Dave Duerson committed suicide this week. Two years ago all but a handful of folk would view this as an isolated tragedy, in no way connected to his choice of profession and the accompanying demands, pitfalls and issues that come with the territory. Shortly, even the most casual fan will have to be in full-fledged denial to not know the tell-tale signs of the pathology that now plagues the sport.
Nearly a year ago I sat down with former Steeler Randy Grossman for an interview that would appear in the MSP 2010 Steelers Annual. Because of space restraints some intriguing aspects of our conversation never made it to the article. We talked about the fact that there aren't many boxing gyms in affluent neighborhoods.

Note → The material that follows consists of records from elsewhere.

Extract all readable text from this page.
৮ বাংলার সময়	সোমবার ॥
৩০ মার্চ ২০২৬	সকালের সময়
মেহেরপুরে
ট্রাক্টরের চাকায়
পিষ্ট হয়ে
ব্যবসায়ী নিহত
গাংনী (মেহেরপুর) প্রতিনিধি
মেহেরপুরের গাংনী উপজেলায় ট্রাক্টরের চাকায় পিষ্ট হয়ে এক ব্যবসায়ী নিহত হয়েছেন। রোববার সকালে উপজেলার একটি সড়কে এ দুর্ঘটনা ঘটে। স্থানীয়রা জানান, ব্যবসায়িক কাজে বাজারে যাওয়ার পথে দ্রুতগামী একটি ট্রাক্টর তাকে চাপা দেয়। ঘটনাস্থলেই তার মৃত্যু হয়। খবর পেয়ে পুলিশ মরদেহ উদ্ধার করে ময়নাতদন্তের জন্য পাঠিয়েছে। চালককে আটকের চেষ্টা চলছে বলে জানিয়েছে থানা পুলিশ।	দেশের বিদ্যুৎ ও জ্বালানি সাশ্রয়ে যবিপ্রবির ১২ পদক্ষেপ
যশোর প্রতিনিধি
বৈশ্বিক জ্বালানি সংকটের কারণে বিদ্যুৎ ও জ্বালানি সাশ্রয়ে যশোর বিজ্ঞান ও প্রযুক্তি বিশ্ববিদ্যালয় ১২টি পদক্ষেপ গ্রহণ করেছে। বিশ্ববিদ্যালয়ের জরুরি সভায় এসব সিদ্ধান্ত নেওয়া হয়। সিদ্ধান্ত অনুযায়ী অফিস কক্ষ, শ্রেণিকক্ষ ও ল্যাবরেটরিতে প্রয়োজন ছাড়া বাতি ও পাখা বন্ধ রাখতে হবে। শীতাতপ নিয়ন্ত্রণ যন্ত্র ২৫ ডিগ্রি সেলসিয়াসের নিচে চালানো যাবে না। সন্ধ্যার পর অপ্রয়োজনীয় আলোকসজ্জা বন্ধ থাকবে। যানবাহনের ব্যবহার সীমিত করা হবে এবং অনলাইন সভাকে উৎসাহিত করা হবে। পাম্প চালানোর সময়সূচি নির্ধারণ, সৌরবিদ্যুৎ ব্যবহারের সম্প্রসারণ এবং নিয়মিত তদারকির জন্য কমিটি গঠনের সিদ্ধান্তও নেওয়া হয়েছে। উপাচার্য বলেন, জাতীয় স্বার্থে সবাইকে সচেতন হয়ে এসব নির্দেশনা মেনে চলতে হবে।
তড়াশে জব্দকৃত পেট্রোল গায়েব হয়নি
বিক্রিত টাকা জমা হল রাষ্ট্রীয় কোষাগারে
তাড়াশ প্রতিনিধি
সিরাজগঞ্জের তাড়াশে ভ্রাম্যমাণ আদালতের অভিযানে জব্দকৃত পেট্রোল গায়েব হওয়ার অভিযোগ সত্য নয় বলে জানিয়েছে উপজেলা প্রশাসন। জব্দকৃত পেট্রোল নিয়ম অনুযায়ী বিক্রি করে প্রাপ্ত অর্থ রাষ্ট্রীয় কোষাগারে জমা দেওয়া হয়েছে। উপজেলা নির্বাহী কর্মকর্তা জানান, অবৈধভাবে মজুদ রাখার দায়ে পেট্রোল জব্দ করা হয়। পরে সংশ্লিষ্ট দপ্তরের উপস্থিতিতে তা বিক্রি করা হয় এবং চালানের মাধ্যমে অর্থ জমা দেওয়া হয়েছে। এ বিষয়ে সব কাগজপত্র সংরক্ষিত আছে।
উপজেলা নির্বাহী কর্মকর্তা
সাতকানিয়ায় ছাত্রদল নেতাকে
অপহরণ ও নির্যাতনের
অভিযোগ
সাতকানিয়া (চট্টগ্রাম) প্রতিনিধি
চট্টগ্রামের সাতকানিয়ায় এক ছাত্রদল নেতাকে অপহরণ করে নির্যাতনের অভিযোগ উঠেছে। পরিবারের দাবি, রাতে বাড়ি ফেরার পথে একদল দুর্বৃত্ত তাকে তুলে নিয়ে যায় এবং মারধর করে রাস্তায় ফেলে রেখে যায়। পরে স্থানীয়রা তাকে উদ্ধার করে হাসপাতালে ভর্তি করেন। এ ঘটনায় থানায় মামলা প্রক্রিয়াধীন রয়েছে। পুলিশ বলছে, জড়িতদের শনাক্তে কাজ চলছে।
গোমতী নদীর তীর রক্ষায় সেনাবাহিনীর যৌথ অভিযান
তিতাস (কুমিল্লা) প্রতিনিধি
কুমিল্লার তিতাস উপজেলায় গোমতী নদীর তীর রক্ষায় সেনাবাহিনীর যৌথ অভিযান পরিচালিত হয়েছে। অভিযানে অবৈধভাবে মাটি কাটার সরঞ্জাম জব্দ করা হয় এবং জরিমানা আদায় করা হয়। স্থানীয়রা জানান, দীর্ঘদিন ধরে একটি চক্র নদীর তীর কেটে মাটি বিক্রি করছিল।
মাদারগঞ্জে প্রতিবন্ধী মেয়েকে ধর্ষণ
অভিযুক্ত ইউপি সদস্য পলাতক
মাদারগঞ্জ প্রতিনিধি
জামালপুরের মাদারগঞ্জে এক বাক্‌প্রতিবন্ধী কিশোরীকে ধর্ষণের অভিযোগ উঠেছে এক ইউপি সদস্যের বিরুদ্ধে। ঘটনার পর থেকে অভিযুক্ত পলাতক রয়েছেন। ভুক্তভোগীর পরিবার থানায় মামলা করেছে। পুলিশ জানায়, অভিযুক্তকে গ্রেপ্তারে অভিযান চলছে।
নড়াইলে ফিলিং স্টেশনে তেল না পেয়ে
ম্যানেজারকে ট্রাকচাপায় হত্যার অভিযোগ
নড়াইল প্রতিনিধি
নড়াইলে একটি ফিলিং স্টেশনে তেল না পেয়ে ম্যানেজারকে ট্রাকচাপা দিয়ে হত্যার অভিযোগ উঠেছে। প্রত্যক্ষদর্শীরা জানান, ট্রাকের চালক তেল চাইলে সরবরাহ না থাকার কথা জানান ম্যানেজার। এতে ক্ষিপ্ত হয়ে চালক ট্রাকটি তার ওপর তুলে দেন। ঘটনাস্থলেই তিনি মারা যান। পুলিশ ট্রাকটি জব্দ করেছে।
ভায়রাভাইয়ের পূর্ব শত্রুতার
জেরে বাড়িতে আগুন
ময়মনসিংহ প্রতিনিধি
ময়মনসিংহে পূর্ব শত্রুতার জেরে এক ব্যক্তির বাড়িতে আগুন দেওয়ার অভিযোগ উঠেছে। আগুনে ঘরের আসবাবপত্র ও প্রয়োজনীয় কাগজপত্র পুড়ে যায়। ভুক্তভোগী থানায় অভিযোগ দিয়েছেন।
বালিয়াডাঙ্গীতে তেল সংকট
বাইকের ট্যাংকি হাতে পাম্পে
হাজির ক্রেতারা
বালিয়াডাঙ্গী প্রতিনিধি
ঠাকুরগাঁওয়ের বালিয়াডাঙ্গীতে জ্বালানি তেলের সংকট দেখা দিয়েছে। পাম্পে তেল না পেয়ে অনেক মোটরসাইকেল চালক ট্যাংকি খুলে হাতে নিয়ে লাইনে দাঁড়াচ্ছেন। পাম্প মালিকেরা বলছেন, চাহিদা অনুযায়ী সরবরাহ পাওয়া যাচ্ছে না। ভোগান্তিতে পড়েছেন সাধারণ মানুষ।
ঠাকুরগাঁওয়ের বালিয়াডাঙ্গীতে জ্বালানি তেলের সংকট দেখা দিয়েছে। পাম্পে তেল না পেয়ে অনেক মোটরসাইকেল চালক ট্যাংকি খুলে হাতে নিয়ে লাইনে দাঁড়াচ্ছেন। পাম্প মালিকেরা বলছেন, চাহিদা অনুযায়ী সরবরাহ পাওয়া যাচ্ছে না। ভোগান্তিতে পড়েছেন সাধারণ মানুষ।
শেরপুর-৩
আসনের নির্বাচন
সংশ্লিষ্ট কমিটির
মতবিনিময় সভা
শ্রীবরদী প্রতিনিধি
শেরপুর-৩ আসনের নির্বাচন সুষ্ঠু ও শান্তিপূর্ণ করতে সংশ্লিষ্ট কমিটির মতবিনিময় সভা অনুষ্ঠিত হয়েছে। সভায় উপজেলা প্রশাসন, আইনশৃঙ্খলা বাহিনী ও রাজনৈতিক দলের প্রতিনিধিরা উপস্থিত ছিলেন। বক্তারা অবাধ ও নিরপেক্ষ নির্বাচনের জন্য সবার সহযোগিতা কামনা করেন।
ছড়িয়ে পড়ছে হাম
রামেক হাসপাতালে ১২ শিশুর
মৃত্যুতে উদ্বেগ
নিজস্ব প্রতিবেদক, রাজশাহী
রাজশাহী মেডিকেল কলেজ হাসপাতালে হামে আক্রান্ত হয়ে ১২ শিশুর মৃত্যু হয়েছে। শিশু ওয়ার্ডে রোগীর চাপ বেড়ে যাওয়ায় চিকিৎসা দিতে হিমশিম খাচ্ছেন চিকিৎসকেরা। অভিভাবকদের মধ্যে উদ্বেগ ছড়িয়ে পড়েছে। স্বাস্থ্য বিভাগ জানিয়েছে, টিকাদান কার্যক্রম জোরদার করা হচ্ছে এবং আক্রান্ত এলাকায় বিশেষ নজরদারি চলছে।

The reason (if not obvious already) is that boxing is a sport that is embraced in desperation. If any reasonable alternative is available to trying to beat another human being unconscious while they try to do the same to you then that will be the path chosen. So, how will professional level football be viewed a few short years from now? Put another way, what will constitute enough pay to justify an increase in the risk of dementia, suicide or functioning in a vegetative state (ALS)? And if the risk can be clearly established what negotiator who is sane will not insist upon guaranteed contracts in exchange for the risks involved in providing entertainment?
I was a great fan of boxing and will still, if given the opportunity, watch old tapes of the great matches extending up to the 1980s. But it has been well over a decade since I have watched boxing (and, no, no ultimate fighting either). I really love football, but I also have a conscience. The game has to be fixed.